For years, television executives have eagerly awaited the day when technology will enable them to fulfill their plans for using product placement advertising as a significant revenue generator. The technology they have been waiting for is the one that enables viewers to instantly make purchases of products as they see these appear on their favorite television shows. The executives see tremendous opportunity to expand the common practice of product placement advertising, where companies pay to have their products appear on shows, into product placement-and-purchase, where what viewers see can also be directly purchased.
Sure buying what customers see on television has been around a long time, and shopping networks HSN and QVS have been offering this for years. But inserting a purchase option within network programming, such as sitcoms and dramas, may send this to a much higher level.
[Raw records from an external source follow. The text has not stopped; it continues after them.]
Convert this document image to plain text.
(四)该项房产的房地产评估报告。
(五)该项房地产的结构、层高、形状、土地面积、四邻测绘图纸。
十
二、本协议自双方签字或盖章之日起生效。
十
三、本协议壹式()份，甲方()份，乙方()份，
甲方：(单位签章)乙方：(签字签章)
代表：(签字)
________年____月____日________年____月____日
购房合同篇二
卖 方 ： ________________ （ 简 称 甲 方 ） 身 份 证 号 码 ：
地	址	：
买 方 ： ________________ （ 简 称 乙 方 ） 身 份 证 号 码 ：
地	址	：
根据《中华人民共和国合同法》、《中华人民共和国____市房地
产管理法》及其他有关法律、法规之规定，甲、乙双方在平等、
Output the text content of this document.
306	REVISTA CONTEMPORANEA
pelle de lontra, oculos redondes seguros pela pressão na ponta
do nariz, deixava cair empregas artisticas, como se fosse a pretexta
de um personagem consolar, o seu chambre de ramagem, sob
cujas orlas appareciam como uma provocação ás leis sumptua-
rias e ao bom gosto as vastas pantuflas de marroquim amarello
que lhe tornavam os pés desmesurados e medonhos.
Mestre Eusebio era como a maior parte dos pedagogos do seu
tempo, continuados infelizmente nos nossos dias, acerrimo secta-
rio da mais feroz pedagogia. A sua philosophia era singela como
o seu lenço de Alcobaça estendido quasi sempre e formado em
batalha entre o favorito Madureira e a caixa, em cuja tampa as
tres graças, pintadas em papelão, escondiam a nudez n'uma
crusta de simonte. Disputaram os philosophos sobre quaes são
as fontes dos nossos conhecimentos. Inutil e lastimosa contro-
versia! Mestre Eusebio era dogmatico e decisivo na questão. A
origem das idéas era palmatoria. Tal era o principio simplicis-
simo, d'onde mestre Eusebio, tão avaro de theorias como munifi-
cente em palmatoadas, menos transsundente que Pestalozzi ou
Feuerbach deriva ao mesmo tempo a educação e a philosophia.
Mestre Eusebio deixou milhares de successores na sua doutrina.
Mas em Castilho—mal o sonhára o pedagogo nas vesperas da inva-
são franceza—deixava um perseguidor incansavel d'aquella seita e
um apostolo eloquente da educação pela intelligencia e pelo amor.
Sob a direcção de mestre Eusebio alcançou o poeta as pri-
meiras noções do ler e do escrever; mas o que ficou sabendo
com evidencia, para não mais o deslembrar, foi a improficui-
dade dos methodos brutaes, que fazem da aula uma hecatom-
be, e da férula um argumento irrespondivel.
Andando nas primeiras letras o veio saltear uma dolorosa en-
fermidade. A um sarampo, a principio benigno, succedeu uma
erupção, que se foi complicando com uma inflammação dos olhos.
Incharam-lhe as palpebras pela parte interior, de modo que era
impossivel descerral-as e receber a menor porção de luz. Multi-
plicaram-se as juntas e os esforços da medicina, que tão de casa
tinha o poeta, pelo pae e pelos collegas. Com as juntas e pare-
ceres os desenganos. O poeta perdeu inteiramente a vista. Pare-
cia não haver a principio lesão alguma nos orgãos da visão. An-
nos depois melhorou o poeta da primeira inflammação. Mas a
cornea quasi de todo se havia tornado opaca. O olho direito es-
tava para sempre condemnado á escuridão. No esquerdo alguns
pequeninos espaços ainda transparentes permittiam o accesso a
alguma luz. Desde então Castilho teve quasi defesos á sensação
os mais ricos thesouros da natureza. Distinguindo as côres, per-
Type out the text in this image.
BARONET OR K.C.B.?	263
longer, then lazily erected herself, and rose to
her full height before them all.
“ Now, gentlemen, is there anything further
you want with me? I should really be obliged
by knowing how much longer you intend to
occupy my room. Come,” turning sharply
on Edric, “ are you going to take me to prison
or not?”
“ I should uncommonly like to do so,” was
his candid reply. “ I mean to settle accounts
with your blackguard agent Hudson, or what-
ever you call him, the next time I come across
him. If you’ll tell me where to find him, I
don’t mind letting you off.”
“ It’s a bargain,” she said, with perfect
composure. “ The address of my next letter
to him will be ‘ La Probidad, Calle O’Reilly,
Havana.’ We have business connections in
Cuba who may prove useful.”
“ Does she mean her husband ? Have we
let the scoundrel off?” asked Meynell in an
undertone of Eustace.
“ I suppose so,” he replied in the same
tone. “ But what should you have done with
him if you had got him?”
From a consumer behavior perspective, marketers salivate at the potential for customers to make a quick purchase decision. For the marketer, they see customers making buying decisions when they have recognized the need and the buyers’ thought patterns have moved quickly to acquiring the product (i.e., “My favorite shows has the product and so should I”). In many ways, this is aimed squarely at impulse buyers, who spend virtually no time searching for options. This, of course, is not necessarily the best thing for customers, who may have different thoughts about buying if more time was needed to make a purchase, but marketers have rarely worried about that.
An example of one attempt at product placement-and-purchase is presented in this New York Times story. It discusses how Target is teaming with the TBS television network to test purchasing of 25 products appearing on the network’s Cougar Town show. To make a purchase, a viewer will need to be watching their television and also be connected to the Internet through another device, such as a tablet or computer, that is streaming a special version of the show. The online version will indicate which products can be purchased, which customers can do with a click.
The need for separate devices is certainly something that will not be needed as this product placement-and-purchase moves forward. Instead, as television becomes more like computers, it is easy to see the day when a viewer simply points their remote at their television and makes the purchase.